Nobody else had managed to replicate the iTunes podcast directory before, and suddenly Apple was the biggest player in a growing media industry. But then, all of a sudden: Hello, Spotify.

Spotify got it - Apple didn't

Apple Music and Spotify each have their advantages and disadvantages.

In terms of price, there's not much to choose between them; they are both pretty affordable, with an appealing family package.

Apple Music offers cool features such as live song lyrics to sing along to, music videos, exclusive interviews with artists and live radio stations. But Spotify has something else: original podcasts.

Just as Netflix, Amazon Prime, Disney+, Apple TV+ and Sky invest in their own exclusive series and secure top actors to attract viewers, Spotify uses podcasts. In the next few weeks, the streaming service wants to gradually offer its listeners twelve new formats in the areas of comedy, knowledge, documentaries and news. All original podcasts. All exclusive to Spotify.

And Apple Music? If you want to listen to podcasts at Apple, you have to use the podcast app. You don't get Apple exclusives there.

Does Apple care?

For someone who loves listening to podcasts, Spotify is a better place to go. Here I can put my favourite music together with my favourite podcasts, all in one app.

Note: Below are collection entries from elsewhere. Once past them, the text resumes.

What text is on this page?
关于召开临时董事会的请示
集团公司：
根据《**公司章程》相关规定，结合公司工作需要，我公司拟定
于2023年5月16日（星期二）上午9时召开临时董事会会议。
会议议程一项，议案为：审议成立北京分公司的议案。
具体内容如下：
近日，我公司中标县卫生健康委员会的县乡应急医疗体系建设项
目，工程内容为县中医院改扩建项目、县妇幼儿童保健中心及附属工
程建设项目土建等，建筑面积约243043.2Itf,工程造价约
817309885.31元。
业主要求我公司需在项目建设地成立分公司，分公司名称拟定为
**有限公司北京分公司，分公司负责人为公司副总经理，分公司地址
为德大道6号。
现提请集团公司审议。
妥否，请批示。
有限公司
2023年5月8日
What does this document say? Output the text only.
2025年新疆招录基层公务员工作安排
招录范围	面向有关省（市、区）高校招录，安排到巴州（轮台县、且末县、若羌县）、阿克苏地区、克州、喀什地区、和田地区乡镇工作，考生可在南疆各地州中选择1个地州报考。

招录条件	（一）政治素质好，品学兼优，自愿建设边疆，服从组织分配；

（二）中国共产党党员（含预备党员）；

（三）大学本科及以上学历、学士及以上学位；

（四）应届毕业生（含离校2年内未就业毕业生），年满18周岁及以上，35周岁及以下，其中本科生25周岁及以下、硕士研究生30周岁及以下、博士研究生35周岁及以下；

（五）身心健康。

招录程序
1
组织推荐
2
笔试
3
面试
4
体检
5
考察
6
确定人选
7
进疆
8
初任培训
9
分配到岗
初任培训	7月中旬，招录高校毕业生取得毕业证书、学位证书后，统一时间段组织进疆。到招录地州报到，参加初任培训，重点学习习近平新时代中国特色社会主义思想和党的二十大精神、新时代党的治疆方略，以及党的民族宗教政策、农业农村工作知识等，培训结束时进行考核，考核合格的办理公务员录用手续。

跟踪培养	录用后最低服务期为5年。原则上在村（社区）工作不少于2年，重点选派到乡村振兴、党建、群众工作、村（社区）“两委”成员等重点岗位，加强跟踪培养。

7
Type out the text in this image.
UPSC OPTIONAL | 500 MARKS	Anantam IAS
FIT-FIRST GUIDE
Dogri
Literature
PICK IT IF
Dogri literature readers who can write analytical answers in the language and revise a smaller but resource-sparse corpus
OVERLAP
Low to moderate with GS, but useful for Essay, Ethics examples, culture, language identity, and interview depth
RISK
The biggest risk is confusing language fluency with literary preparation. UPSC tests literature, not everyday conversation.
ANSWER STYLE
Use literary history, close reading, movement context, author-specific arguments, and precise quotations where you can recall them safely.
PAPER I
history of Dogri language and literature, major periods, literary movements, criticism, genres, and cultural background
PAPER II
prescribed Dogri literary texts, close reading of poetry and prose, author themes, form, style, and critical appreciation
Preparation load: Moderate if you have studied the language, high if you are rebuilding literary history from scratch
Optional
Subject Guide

For someone like me, who is annoyed by the oversupply of streaming content in different apps, this is of course all the more practical.

But the question that arises is this: why doesn't Apple invest in exclusive podcasts like Spotify does? The money would be there, and so would the demand. Podcasts are more popular than ever.

However, Apple does not show complete disinterest in the subject of podcasts. It was reported back in November 2020 that Apple was interested in acquiring the podcast network Wonder, whose founders want to raise $300m to $400m and have a good chance of doing so, since Sony and Amazon are also involved in the bidding war - but not, curiously, Spotify.

Maybe Apple is still interested in shaking up the podcast market. What began a few years ago at Apple could work perfectly again.